This bright-spirited production, from Salt Lake City’s exceedingly handsome ballet company, is sanctified by history, and deservedly so. Choreographed by Willam Christensen in 1944, it was America’s first full-length “Nutcracker” ever. Yes, folks, imagine a day when no one knew the story of young Clara and the transformative gift from her godfather, when its music did not plink from every shopping mall. Then Christensen’s ballet comes along, with its domestic charms and wartime uplift, and it’s no wonder that eventually, the “Nutcracker” phenomenon spread like a virus. If only the ensuing plethora had hewn to Christensen’s unerring feeling for art as well as entertainment.
From its first moment to its last, the tenderness, warmth and mystery of Tchaikovsky’s music is the true star here. (Terence Kern conducted the Opera House Orchestra with an especially airy, buoyant touch.) Happily, there is no dancing during the overture — the music is allowed to stir the imagination all on its own, as intended, with its rising currents of anticipation.

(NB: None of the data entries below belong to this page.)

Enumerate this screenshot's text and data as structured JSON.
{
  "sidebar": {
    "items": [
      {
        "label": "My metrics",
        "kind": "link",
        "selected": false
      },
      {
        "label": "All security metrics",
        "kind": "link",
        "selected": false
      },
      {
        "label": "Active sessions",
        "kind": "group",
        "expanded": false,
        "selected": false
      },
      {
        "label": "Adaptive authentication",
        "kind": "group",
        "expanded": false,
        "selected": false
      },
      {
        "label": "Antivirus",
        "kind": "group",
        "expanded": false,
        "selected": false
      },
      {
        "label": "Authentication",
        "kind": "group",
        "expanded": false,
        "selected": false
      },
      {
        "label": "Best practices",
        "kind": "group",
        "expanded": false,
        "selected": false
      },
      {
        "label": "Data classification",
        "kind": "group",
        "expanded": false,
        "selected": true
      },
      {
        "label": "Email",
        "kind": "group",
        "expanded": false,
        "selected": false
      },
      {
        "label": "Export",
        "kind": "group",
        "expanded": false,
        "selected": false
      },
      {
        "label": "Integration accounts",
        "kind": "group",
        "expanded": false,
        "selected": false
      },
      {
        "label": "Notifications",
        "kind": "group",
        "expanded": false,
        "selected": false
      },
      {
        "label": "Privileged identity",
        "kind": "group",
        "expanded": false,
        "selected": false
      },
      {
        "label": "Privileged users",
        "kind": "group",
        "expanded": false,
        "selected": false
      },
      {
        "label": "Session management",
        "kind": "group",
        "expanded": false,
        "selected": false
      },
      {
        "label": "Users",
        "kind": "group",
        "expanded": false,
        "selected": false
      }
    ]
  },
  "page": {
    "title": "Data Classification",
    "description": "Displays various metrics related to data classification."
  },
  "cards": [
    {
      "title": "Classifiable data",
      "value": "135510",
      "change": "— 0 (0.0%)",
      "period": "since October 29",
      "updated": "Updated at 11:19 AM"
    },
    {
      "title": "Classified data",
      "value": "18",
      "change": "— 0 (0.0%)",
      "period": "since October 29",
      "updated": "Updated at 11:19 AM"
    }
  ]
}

Once the curtain lifts, the theme of passage and transformation — from outside to inside, from reality to dream — which is central to the music, is also captured in the set design. We see carolers bundled against the snow outside a grand mansion, whose glowing windows hint at the warmth inside. When the parlor is revealed, a candlelit Christmas tree dominates, but what catches your eye is the view of the stars behind it, beckoning through huge windows that frame an infinite evening sky.
Throughout this first act there were foreshadowings of the next. Sayaka Ohtaki’s crisp windup Doll was like a deconstructed ballerina, preparing us for the radiantly harmonious Sugar Plum Fairy to come. While Clara is cradling her nutcracker doll, the ponytailed Dr. Drosselmeyer — who, as played by the magnetic Beau Pearson, had the slightly unsteady swagger of an aging rock star — mimes through shorthand gestures his plan to ignite the little girl’s dream of whiskery critters and other marvels.
Later, Drosselmeyer alone presides over the tree-growing scene, ushering in a perfect transition from home life to the realm of the imagination. With this uncluttered stage picture we can absorb all the magic of this majestic musical moment, one of the most wondrous in the ballet canon.
The second act’s fantasy land has a charmingly exotic look to it, like something out of a Diaghilev-era ballet (a nod to Fokine’s “The Firebird,” perhaps), with its glowing pink sky and golden filigreed arches and spires reaching heavenward. Nostalgic touches continue in the Sugar Plum Fairy’s entrance in a fluffy pink tutu, blindingly bright tiara and trailing golden cape, which reminded me of Billie Burke as Glinda the Good Witch in “The Wizard of Oz.”